The governor has consistently warned lawmakers to curtail spending, saying taxpayers cannot maintain the budgets that were boosted by federal pandemic support. He underlined this message by vocalizing his concerns over nearly a third of school budget votes failing on Town Meeting Day.

Democrats in the legislature are also concerned about spending levels, and fully recognize the budget needs to be crafted without the support of pandemic-era federal stimulus. This translated into difficult decisions in many policy committees, as they worked to prioritize programs and forgo a number of initiatives Democrats support but are hard pressed to fund.

While the governor remains steadfast in his opposition to raising taxes and fees to address the tight budget challenges, House and Senate Democrats continue to explore raising taxes as an option to balance the budget. The Senate Finance Committee approved a bill that would impose a five-percent excise tax on streaming services. These services are already subject to the state’s six-percent sales tax, and the one-percent local options tax in municipalities that impose it. S.181 was initially aimed at supporting the public access television stations but is now geared toward shoring up the general fund. In the House, the Environment and Energy Committee approved H.657 this week. H.657 would impose a number of different taxes on the telecommunications industry and is now being reviewed in the House Appropriations Committee. The legislature is also expected to continue considering a variety of potential tax increases including the cloud tax and other corporate taxes.

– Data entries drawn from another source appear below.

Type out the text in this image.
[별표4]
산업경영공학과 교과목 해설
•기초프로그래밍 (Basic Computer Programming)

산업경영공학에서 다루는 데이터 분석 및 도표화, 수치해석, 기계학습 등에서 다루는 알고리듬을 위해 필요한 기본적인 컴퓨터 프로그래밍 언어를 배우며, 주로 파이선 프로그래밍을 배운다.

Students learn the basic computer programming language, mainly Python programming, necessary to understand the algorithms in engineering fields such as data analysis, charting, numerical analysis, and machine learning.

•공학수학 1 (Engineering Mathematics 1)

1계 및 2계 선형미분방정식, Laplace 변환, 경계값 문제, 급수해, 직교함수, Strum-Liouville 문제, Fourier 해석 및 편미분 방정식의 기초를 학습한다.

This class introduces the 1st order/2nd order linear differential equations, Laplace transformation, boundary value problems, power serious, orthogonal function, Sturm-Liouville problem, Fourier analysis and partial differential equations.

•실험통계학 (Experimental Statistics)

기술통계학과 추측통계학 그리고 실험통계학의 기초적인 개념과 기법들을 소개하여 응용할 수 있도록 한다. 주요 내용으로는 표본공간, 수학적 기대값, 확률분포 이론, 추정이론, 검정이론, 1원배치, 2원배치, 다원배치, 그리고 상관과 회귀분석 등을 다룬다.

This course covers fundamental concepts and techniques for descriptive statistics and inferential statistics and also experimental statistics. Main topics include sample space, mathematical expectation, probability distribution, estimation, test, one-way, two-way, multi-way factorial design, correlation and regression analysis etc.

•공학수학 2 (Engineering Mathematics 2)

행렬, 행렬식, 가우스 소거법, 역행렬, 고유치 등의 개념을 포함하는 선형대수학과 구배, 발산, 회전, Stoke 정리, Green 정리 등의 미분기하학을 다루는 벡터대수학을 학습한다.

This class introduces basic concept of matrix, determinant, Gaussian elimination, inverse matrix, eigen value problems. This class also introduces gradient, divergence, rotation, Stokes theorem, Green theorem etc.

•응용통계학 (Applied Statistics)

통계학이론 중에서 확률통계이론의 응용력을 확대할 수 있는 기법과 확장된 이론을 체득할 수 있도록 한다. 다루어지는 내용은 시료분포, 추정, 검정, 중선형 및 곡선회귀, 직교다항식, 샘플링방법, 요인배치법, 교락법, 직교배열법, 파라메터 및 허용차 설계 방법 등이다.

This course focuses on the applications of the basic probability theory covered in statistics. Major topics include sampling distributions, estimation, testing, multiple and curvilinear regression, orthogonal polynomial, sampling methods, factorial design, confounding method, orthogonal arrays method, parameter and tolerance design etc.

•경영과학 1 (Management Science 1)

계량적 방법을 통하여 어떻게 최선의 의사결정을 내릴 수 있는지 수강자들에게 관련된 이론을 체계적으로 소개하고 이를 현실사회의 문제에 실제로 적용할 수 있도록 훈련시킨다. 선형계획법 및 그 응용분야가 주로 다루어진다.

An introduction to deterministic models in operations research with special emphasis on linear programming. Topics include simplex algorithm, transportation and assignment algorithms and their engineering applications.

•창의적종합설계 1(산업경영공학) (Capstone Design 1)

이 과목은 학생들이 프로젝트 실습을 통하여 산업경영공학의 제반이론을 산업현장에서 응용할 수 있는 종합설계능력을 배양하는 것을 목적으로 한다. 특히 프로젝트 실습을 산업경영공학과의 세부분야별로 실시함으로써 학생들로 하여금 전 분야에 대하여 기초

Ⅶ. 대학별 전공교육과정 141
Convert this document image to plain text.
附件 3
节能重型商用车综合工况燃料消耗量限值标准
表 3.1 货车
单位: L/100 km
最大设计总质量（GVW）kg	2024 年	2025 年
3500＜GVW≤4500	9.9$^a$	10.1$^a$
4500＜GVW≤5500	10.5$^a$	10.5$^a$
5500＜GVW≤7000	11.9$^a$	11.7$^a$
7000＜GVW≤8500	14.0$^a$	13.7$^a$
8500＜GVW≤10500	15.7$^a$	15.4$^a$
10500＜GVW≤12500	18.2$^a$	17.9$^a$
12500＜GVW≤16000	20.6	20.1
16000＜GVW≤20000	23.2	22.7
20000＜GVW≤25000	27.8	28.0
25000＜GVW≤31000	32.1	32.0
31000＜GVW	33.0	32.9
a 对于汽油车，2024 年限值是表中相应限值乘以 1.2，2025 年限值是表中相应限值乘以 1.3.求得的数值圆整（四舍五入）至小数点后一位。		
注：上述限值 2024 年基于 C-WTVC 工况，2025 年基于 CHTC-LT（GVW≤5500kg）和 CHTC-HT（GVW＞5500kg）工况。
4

Next week is expected to be as dynamic if not more than this week, as the “money bills” and most notably the FY2025 budget will be due to pass out of committee.



After a lengthy floor debate on Thursday evening, the House advanced S.18, a bill banning the sale of flavored vape products. The bill, which passed on a vote of 83-53, aims to curb underage vaping by restricting access to flavored e-cigarettes and menthol cigarettes. Proponents argue that flavored vapes have contributed to the widespread appeal among young people, leading to addiction and other health concerns. Critics voiced multiple concerns, including the economic impact on small businesses reliant on vape sales.



On Friday afternoon the House Commerce and Economic Development Committee voted 11-0 to advance H.121, an omnibus data privacy bill. H.121 includes a Private Right of Action (PRA), a provision that has sparked controversy. Vermont businesses, local technology firms and national corporations have been raising alarms over this measure for years. They have cautioned lawmakers that it will likely trigger an increase in litigation, placing a disproportionate burden on small businesses. This has been borne out in other states that have PRAs for data privacy, like Illinois.

In a last-minute move, the committee decided to provide broad exemptions to banks and insurance companies. Some members of the committee voiced strong objections to this approach, arguing that it would water down the effectiveness of the bill. While the committee had expressed their intent to model H.121 on other state laws, the version approved by the committee is a hodgepodge of definitions, regulations and requirements from a variety of states, and is likely to cause confusion among an array of entities impacted by the bill. If enacted, H.121 will set Vermont apart from the approach taken by other states in the region, including New Hampshire and Connecticut.